At the shower, one of the women there had her 4-month-old little boy with her. This kid was a dreamboat. In a room filled with 15 women and a handful of kids, he sat, and smiled and cooed and amused himself in the bouncy seat for hours. He let every woman there hold him, and only got fussy when he was desperate to eat, three and half hours later. After all the horror stories people share with me, it was really nice to spend some time with a really good baby. I’ve been having les and less patience with children lately, so it was a big relief to find myself completely smitten with this kid. (Shit, who wants to be a parent when you hate kids? But, then again, they are other people’s kids. And as my lady friend Jen always reminds me: Other people’s kids, you can’t live with ‘em, and you can’t kill ‘em.)

But, anyhow, again, I really hate traditional baby showers. Wedding showers are fun, because it’s usually a bunch of grown women, being silly and making bawdy jokes while the bride opens lingerie. (Witness: my mother, her sister and her best friend making the Mormon ladies blush at my shower. “That’ll look good on….for about three seconds!”) But at baby showers, it’s just all that same ooh and awe crap that I don’t really get into. Women at work who try to get all sentimental with me over babies look at me like I’m psychotic when I try to explain that I’m just not that guy. Yes, I’m thrilled to be having this kid, and yes, I can’t wait to meet MC. But I’m not the matching layette in the perfectly appointed room, themed outfit kind of girl. Why would I want to see the same disbelieving confusion on twenty faces all at once?

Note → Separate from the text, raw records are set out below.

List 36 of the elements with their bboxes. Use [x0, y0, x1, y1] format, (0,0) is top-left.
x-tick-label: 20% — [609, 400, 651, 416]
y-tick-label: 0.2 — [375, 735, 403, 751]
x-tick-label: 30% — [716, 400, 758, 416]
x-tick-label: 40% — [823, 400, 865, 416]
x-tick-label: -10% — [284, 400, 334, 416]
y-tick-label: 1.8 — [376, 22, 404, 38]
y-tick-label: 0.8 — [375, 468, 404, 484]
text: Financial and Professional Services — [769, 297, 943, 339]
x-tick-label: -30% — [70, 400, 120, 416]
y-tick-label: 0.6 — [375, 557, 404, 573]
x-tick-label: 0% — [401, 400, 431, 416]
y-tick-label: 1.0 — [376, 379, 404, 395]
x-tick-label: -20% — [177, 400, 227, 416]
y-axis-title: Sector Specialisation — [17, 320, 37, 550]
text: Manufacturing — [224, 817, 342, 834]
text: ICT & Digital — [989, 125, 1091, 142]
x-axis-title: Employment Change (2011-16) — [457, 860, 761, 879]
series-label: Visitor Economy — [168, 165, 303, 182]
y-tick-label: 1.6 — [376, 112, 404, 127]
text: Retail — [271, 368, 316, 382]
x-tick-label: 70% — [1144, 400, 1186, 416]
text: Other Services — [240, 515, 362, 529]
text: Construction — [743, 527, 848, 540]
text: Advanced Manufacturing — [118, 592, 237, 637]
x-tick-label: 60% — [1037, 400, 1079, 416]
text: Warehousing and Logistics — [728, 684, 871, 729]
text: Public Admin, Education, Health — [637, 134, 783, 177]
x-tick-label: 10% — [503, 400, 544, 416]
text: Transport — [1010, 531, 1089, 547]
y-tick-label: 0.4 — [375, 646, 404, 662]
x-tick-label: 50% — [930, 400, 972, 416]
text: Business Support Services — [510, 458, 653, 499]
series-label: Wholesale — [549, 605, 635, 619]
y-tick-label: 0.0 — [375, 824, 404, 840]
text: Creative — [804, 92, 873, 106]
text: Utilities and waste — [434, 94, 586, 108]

I think baby showers require booze, and maybe some testosterone. Sure, I can’t drink, but that doesn’t mean YOU can’t drink. How about a party, with real games like drinking Jenga and Catchphrase? Eh? Am I just a cynical old cow here?

And it’s Monday, which means…Birthing Class Time! Let’s hope the Class Hole sits across the room again. He’s much more pleasant when I can’t smell him, or hear his cheesy comments.